Hopes are high that after a quarter-century on the run, the past has finally caught up with three Genocide suspects who have been enjoying impunity both France and Belgium.

Ernest Gakwaya, Emmanuel Nkunduwimye and Fabien Neretse were arrested in 2011 and have been waiting to face their day in court since then. The first two were arrested in Brussels while Neretse was extradited from France on a European arrest warrant.

Rwanda had filed an arrest warrant against Neretse as far back as 2007, and even circulated wildly through Interpol, but it was ignored just as many hundreds more before it.

But Neretse was not extradited because he had killed Tutsis, it was because among his victims was a Belgian national and her family. Once the Belgians had signed the arrest warrant it was processed immediately and soon the suspect was on his way to France.

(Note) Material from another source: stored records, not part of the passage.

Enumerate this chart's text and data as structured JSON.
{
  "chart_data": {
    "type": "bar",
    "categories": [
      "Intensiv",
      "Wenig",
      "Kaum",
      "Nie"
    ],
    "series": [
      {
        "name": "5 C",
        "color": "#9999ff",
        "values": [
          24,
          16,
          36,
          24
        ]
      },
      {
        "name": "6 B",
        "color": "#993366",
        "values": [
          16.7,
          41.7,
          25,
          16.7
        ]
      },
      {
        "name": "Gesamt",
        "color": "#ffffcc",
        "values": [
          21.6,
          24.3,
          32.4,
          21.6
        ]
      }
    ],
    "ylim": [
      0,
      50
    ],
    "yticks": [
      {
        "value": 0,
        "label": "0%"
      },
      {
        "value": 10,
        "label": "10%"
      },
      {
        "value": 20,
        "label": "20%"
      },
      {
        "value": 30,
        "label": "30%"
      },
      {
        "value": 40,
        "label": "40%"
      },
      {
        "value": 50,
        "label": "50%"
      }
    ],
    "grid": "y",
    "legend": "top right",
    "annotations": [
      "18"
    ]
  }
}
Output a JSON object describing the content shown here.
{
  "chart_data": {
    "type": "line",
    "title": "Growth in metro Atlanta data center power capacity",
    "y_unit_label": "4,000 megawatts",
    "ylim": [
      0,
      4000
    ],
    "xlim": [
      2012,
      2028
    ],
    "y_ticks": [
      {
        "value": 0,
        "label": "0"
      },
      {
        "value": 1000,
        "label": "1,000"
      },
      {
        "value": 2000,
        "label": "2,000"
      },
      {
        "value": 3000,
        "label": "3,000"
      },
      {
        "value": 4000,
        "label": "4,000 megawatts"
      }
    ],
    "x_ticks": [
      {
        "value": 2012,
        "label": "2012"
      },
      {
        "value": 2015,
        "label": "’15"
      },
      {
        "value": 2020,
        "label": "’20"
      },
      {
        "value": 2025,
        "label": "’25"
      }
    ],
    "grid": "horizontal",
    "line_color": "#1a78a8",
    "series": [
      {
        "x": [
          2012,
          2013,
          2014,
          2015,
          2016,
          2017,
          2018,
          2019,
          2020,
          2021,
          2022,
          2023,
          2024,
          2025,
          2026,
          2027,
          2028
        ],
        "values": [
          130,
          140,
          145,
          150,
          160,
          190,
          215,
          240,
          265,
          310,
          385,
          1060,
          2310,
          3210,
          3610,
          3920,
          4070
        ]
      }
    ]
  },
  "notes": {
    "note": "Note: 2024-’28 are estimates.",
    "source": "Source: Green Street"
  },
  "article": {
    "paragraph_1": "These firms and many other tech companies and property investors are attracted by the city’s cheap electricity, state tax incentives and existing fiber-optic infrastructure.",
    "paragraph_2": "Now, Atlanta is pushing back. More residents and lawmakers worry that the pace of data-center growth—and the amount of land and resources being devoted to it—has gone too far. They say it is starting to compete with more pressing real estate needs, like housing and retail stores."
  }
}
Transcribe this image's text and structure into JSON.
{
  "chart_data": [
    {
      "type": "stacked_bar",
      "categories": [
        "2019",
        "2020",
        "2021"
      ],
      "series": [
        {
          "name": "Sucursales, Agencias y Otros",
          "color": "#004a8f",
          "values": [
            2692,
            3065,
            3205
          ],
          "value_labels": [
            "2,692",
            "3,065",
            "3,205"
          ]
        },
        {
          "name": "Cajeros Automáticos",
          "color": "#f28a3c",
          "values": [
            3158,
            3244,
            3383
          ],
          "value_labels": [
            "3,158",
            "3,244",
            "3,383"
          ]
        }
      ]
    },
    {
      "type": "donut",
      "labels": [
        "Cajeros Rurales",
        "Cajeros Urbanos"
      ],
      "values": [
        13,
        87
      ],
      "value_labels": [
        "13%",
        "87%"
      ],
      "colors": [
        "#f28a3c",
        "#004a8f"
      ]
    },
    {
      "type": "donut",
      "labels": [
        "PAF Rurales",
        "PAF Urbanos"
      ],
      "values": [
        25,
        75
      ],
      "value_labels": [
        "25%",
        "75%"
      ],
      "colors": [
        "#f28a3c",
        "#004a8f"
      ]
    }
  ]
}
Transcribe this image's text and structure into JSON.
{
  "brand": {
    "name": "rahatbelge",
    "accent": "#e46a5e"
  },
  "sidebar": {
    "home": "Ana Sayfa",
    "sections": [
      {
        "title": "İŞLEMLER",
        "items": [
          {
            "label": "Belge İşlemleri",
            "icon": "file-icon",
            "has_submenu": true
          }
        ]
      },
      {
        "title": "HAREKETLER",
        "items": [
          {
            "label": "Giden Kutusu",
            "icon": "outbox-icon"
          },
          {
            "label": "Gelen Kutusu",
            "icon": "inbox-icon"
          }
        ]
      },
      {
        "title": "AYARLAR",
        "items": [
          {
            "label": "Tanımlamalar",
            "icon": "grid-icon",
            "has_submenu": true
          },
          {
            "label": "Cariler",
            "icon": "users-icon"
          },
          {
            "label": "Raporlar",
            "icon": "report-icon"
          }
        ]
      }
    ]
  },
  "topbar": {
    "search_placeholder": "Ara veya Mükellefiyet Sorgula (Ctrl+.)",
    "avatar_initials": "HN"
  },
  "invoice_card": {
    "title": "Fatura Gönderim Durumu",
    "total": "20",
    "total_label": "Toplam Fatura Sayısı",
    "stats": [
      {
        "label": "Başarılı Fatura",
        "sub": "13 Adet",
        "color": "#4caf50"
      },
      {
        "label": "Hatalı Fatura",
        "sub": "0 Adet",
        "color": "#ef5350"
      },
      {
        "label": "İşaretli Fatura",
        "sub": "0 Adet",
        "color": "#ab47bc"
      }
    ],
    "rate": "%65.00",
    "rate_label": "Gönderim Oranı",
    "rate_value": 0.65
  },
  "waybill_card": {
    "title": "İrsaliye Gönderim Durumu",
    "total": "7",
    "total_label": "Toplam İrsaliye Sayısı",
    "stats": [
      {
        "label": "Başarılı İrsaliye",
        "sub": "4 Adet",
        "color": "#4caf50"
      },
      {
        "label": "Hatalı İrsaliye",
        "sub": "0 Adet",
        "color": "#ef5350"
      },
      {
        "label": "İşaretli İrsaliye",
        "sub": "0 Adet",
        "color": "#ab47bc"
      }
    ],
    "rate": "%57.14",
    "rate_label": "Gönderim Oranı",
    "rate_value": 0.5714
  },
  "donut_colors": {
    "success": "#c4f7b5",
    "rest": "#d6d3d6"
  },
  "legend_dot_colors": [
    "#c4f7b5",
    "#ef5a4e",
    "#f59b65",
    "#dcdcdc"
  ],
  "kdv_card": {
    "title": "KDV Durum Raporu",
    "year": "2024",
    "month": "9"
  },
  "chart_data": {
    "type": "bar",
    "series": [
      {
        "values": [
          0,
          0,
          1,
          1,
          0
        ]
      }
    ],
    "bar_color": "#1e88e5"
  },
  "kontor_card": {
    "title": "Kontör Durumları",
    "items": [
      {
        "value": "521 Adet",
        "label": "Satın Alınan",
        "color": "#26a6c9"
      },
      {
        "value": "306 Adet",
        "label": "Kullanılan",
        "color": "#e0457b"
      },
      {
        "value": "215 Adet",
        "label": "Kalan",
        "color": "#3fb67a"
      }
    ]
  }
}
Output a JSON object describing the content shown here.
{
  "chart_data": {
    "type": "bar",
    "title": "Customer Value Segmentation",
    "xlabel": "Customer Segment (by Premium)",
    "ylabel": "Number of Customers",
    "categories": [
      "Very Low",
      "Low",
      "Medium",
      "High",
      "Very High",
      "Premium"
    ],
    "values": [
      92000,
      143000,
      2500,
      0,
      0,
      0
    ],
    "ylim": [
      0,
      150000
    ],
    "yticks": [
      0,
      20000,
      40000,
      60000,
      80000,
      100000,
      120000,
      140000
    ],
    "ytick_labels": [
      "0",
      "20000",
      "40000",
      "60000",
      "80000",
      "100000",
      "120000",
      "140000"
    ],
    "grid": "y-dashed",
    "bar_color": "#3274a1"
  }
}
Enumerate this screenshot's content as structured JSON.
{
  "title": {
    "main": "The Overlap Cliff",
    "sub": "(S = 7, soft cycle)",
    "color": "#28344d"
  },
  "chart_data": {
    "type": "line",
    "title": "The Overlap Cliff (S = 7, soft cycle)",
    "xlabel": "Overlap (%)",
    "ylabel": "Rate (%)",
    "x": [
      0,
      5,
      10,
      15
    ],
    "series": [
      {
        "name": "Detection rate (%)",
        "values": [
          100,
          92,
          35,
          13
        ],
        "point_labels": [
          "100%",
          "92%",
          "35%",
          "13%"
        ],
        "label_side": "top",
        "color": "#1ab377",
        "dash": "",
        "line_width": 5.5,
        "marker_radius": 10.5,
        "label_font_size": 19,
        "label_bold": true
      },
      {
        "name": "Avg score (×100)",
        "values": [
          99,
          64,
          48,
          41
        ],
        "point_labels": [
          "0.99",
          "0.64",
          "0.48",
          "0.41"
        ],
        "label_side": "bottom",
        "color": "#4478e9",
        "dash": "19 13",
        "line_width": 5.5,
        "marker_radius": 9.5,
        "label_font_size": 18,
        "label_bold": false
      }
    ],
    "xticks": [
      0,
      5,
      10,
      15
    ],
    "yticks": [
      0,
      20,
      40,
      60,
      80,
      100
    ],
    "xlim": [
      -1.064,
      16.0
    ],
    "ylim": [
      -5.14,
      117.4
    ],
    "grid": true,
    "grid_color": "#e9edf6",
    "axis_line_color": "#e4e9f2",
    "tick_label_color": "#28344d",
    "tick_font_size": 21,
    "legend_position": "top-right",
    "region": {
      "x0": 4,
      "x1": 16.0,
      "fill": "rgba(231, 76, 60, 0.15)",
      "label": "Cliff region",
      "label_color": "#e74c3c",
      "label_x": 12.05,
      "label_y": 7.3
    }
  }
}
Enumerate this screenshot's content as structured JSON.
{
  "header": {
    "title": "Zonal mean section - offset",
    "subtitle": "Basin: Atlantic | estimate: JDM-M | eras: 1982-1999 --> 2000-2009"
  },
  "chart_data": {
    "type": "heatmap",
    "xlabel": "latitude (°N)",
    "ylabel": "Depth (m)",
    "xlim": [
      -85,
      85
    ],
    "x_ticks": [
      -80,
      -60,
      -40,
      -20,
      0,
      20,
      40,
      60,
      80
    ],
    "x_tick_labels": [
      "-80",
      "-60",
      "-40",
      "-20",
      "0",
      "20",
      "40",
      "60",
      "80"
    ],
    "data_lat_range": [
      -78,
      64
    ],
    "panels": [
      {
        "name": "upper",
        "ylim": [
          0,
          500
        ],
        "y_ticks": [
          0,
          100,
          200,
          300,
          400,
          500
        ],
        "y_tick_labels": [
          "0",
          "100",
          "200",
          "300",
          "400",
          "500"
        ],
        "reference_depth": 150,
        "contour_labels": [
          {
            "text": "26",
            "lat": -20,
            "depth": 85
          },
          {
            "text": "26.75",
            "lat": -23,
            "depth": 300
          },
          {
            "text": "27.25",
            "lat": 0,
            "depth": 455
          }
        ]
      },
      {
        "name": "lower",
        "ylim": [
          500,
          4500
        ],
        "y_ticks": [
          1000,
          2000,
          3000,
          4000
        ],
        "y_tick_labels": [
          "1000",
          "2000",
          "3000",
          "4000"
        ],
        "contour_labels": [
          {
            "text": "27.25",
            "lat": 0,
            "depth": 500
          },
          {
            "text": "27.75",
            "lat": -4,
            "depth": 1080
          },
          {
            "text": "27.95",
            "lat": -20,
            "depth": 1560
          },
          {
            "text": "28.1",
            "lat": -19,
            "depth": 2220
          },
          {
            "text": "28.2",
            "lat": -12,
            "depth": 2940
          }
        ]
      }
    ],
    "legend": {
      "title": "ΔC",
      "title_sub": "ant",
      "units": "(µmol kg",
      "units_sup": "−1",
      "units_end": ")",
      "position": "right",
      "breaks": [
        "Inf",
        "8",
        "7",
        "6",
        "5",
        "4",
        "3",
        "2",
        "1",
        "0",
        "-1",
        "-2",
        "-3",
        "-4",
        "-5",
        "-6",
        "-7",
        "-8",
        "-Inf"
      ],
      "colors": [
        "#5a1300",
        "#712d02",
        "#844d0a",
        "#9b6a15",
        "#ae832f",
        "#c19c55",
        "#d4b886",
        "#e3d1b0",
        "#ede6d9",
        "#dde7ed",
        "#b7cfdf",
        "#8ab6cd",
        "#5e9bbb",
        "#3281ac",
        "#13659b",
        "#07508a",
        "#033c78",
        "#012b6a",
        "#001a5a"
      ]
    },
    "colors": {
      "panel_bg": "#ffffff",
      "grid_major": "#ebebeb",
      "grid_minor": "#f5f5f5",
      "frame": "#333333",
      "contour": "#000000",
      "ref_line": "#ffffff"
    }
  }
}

The way the case has been treated confirms one thing; even though Belgium has shown willingness to bring Genocide suspects to book, there is no sense of urgency.

The mere mention that the suspects were part of a sophisticated machinery that killed over a million people in three months should, in normal circumstances, have elucidated the gravity of the case. But no: as long as no western victim was involved, it remains an African internal matter.

The trial of the three suspects is expected to begin in October so it has taken eight years of the case to reach the trial stage. That is how much the 1994 Genocide against the Tutsi is regarded. It has been relegated to the bottom drawer, and in the meantime, precious witnesses are dying off or memories fading.

But as the saying goes; if one wants a job done right, they should do it themselves. So the suspects still out there should have reason to always look over their shoulders as their day of reckoning will surely arrive.